This week we are updating our forecast for The Value Line Industrial Composite (last published in Selection & Opinion on November 6, 2009). The Industrial Composite represents the pooled results of 886 major industrial companies and provides a yardstick for evaluating the historical performance and future prospects of the diverse industrial businesses reviewed by Value Line. All of the companies included in the Composite must possess operating histories of at least eight years. Unlike Value Line's stock market averages, the Composite is weighted by company size. Forecasts for the Industrial Composite have been published in Selection & Opinion since July 11, 1975.
The Damage Done
The final tallies for 2009 are in, and as expected, earnings among the companies comprising the Industrial Composite declined for a second consecutive year. In fact, the profit downturn accelerated last year, as share net tumbled 22%, versus a relatively mild drop of 3% in the preceding year.
Volatility in the energy sector was one of the key factors behind the deterioration in results. After many years of surging profits, the tide turned in 2009, as reduced demand and lower commodity prices caused earnings to slump to levels last seen in 2004. In fact, about two-thirds of the decline in net profits for the Industrial Composite as a whole can be attributed to energy companies of which there are but 50. Share earnings were also hindered by a paucity of stock buybacks, as companies conserved their capital while waiting to see how the financial crisis and recession played out.
Still, even after pulling energy companies out of the equation, operating profits declined 8% in 2009, indicative of a difficult operating environment for U.S. industry as a whole. Revenues were particularly weak, falling 7% (excluding energy). On the positive side, operating margins held up nicely, given the pressure on the top line. This was likely at least partly attributable to the decline in commodity prices, from the elevated levels of mid-2008, but also reflects the aggressive efforts of many companies to realign their cost structures to the realities of a challenging economic climate.
On the Mend
With the recession apparently behind us, a partial profit recovery looks to be under way. Revenues are beginning to head higher at most companies, but the rate of growth, in the aggregate, is likely to be confined to the low single digits. Consumers will likely remain reluctant to return to the freer-spending ways that characterized much of the preceding decade until there are more indications of life in the housing and labor markets. Still, the incremental revenues, layered on top of streamline cost structures, should result in wider operating margins and a respectable 6%-8% advance in operating profits in 2010.

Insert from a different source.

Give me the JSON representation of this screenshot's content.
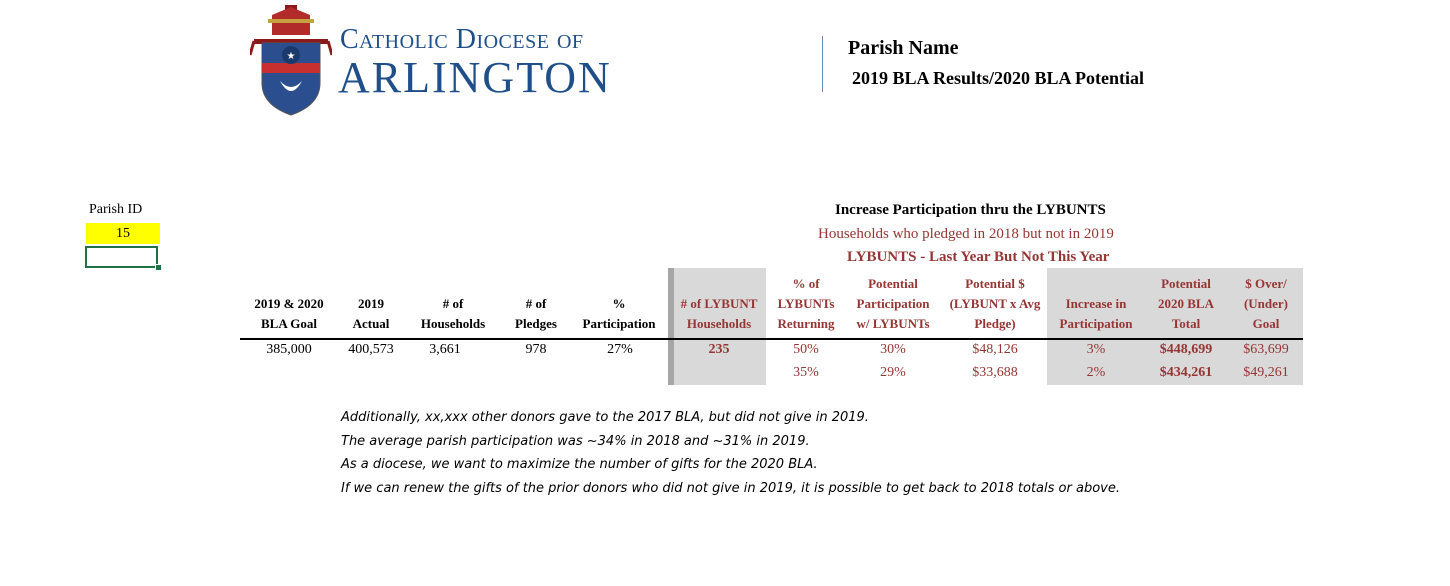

From a balance-sheet perspective, U.S. industry has emerged from the recession in fairly strong shape. Companies have been keeping a much closer watch on their capital in recent years, as reflected in lower capital spending and reduced share repurchases. Even dividend payouts, which had roughly doubled over the previous decade, were pared back in 2009.
As suggested by last year's results, the performance of individual sectors can deviate quite substantially from that of the broader Industrial Composite. Most notably, the past decade was a rollercoaster ride for energy companies: enjoyable, but at times unnerving. By our calculations, sector profits advanced by at least 40% in four of the past 10 years, though this same period also included two years in which the bottom line fell in excess of 35%, including a decline of 56% in 2009.
By comparison, healthcare companies enjoyed relatively smooth sailing during the first decade of this century. Despite two recessions, the sector generated increased sales and earnings in each of the past 10 years. Admittedly the rate of growth slowed from the first to the second half of the decade (from the mid-teens to mid-single digits), suggesting that patent expirations and the deep recession of 2008-2009 took a toll. And, with the sector still sorting out the ramifications of recent legislation, the well-worn Wall Street maxim that past performance doesn't guarantee future results seems particularly appropriate here.